The ability to withhold and hoard vaccines only exists because pharmaceutical companies hold a monopoly on Covid-19 vaccines. Companies like Pfizer and Moderna are able to charge over five times what they need to because few other nations and corporations are able to produce the vaccine. As a result, distribution organizations such as COVAX have been unable to buy enough vaccines to distribute vaccines to the poorer nations that need them. Due to patent restrictions, developing nations are largely unable to make their own vaccines. Consequently, the cycle of inequity is reproduced over and over, no matter the virus, because the profits of a few companies are prioritized over the health, lives, and wellbeing of the rest of the world.
If, however, the vaccine were treated as a global public good, this disparity would be drastically diminished. Granting life saving medical technology status as a global public good would make vaccinations “nonrival” (people would not have to compete for access) and “nonexcludable” (everyone would have access). Essentially, the vaccine would no longer be privately owned. Some argue that making the vaccine a public good would decrease its production and minimize the private efforts that have led to its existence in the first place. This, however, is based on false perceptions of how the vaccination process works. According to one study, at least 97 percent of the funding for the Oxford-AstraZeneca vaccine came from public sources, and yet the vaccine is reaping a profit for the private firm. Vaccine manufacturers even offered to produce higher quantities of the vaccine—facilitating its distribution—but the select pharmaceutical companies that own the patent rights to the vaccines refused. There have been a number of calls from UN Secretary General Antonio Guterres, the World Health Assembly, UNESCO’s International Bioethics Committee, and the World Commission on the Ethics of Scientific Knowledge and Technology to treat vaccines as global public goods, but those who benefit from vaccine patents and their privatization continue to block any and all efforts to do so.
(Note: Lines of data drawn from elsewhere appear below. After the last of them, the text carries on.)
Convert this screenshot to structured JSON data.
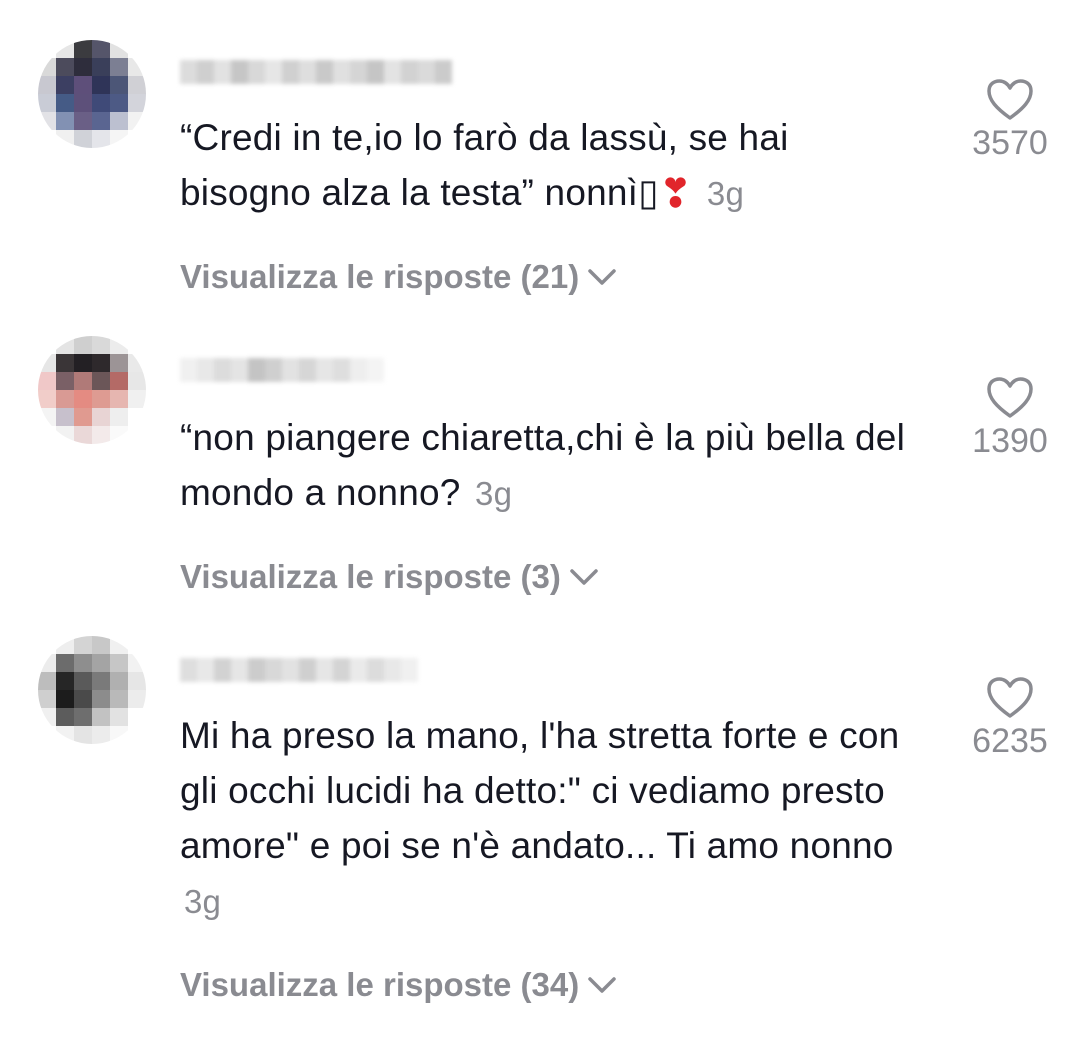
{
  "comments": [
    {
      "text": "“Credi in te,io lo farò da lassù, se hai bisogno alza la testa” nonnì",
      "glyph": "▯",
      "emoji": "❣",
      "time": "3g",
      "likes": "3570",
      "replies_label": "Visualizza le risposte (21)"
    },
    {
      "text": "“non piangere chiaretta,chi è la più bella del mondo a nonno?",
      "time": "3g",
      "likes": "1390",
      "replies_label": "Visualizza le risposte (3)"
    },
    {
      "text": "Mi ha preso la mano, l'ha stretta forte e con gli occhi lucidi ha detto:\" ci vediamo presto amore\" e poi se n'è andato... Ti amo nonno",
      "time": "3g",
      "likes": "6235",
      "replies_label": "Visualizza le risposte (34)"
    }
  ],
  "colors": {
    "text": "#161823",
    "secondary": "#8a8b91",
    "heart_emoji": "#e1252b",
    "background": "#ffffff"
  },
  "icons": {
    "like": "heart-outline-icon",
    "expand": "chevron-down-icon"
  }
}
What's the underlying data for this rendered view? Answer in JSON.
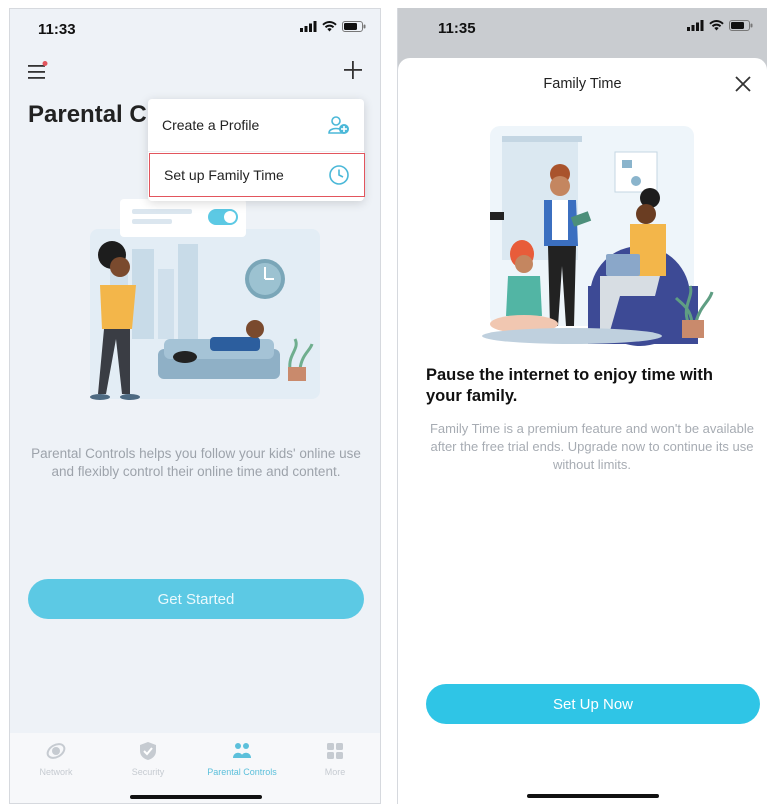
{
  "left_screen": {
    "status_time": "11:33",
    "title": "Parental C",
    "menu": {
      "items": [
        {
          "label": "Create a Profile",
          "icon": "add-profile-icon"
        },
        {
          "label": "Set up Family Time",
          "icon": "clock-icon"
        }
      ],
      "highlighted_index": 1,
      "highlight_color": "#e2555d"
    },
    "description": "Parental Controls helps you follow your kids' online use and flexibly control their online time and content.",
    "button_label": "Get Started",
    "tabs": [
      {
        "label": "Network",
        "icon": "network-icon",
        "active": false
      },
      {
        "label": "Security",
        "icon": "shield-icon",
        "active": false
      },
      {
        "label": "Parental Controls",
        "icon": "family-icon",
        "active": true
      },
      {
        "label": "More",
        "icon": "grid-icon",
        "active": false
      }
    ],
    "accent_color": "#5cc9e4"
  },
  "right_screen": {
    "status_time": "11:35",
    "sheet_title": "Family Time",
    "heading": "Pause the internet to enjoy time with your family.",
    "description": "Family Time is a premium feature and won't be available after the free trial ends. Upgrade now to continue its use without limits.",
    "button_label": "Set Up Now",
    "accent_color": "#2fc5e6"
  }
}
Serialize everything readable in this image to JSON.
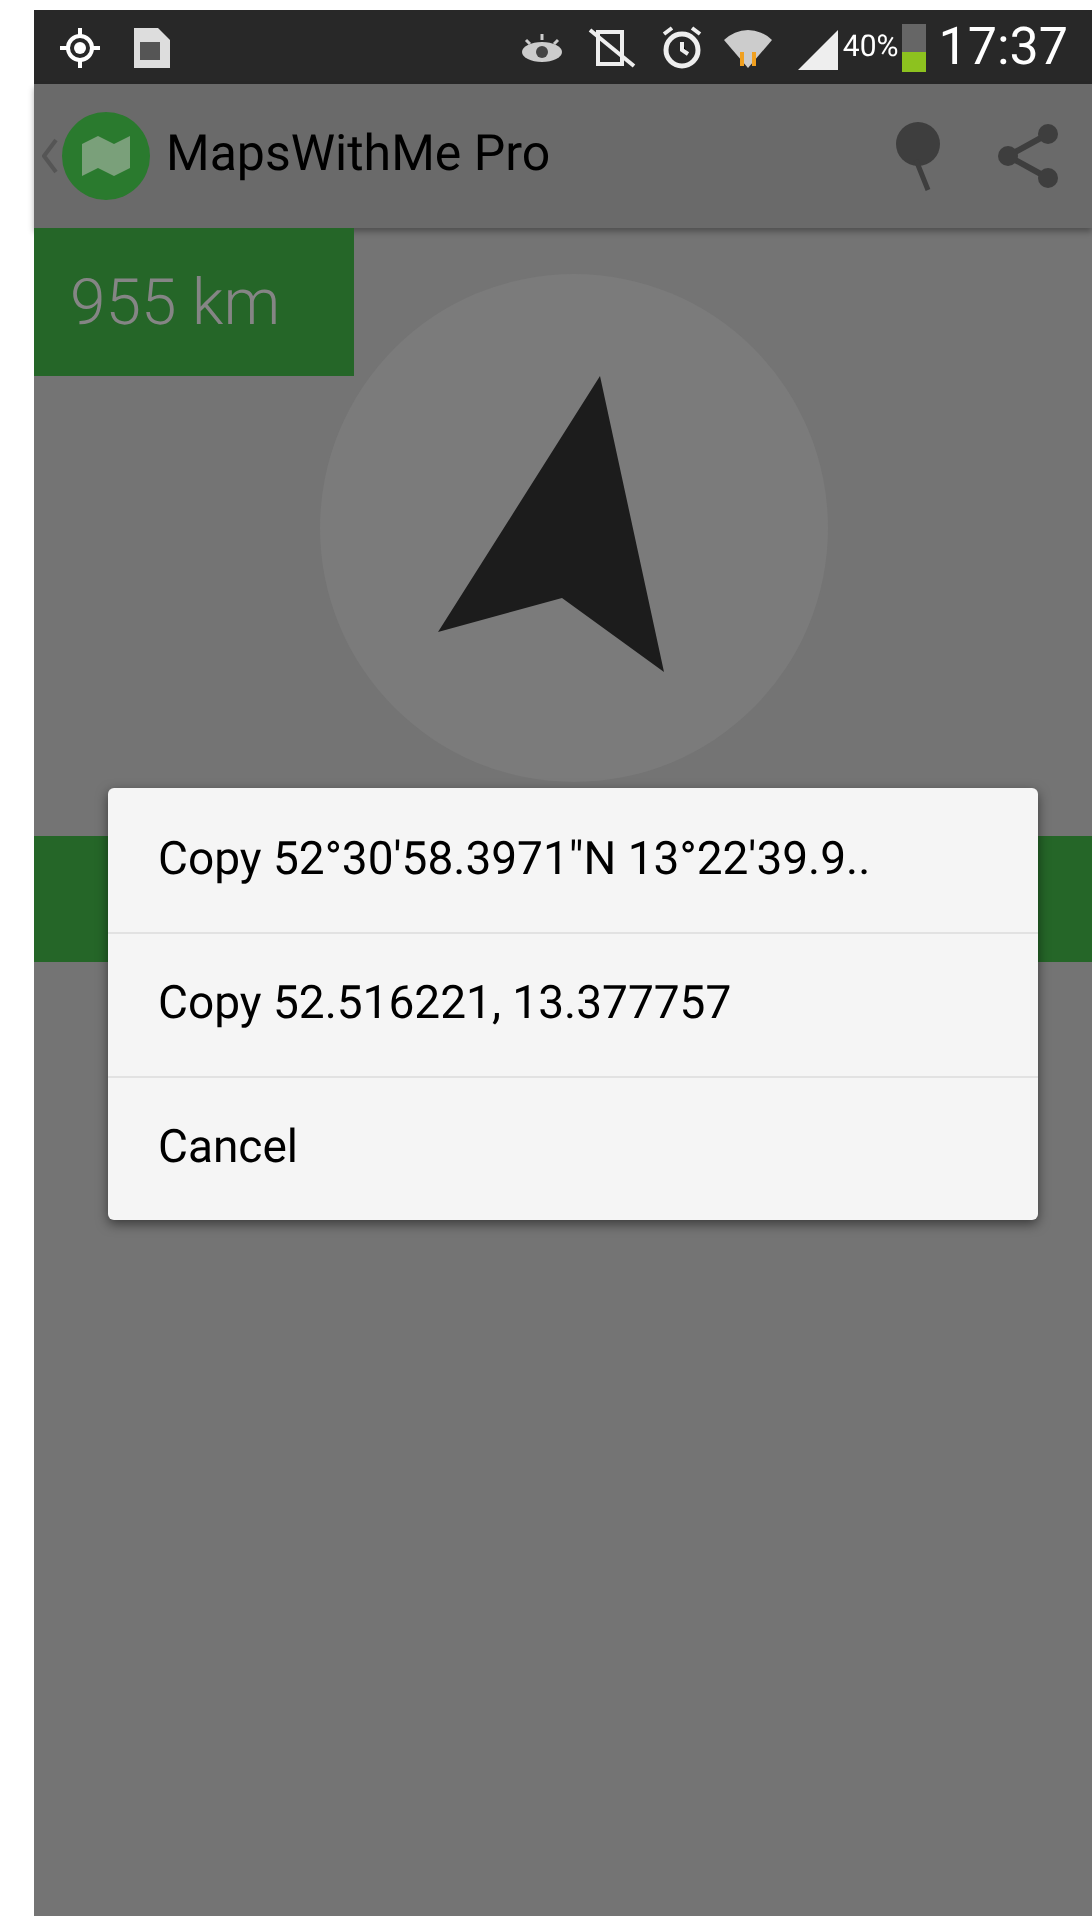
{
  "status_bar": {
    "battery_percent": "40%",
    "time": "17:37"
  },
  "action_bar": {
    "title": "MapsWithMe Pro"
  },
  "distance": {
    "text": "955 km"
  },
  "dialog": {
    "items": [
      {
        "label": "Copy 52°30′58.3971″N 13°22′39.9.."
      },
      {
        "label": "Copy 52.516221, 13.377757"
      },
      {
        "label": "Cancel"
      }
    ]
  }
}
Certain developing nations have shown that, with the necessary resources, widespread vaccination is possible. Pakistan, for example, used the grassroot effort of 13,000 women-led teams to engage in a door-to-door campaign to vaccinate the people of the Sindh province. They succeeded in vaccinating six million people in just ten days. Similarly, the Philippines vaccinated 7.6 million people in three days by setting up 8,000 centers across the country.
These nations have demonstrated that, when the vaccine is made accessible, people in the Global South are eager and willing to receive it. Right now, and as long as private interests are placed above human health, that cannot happen.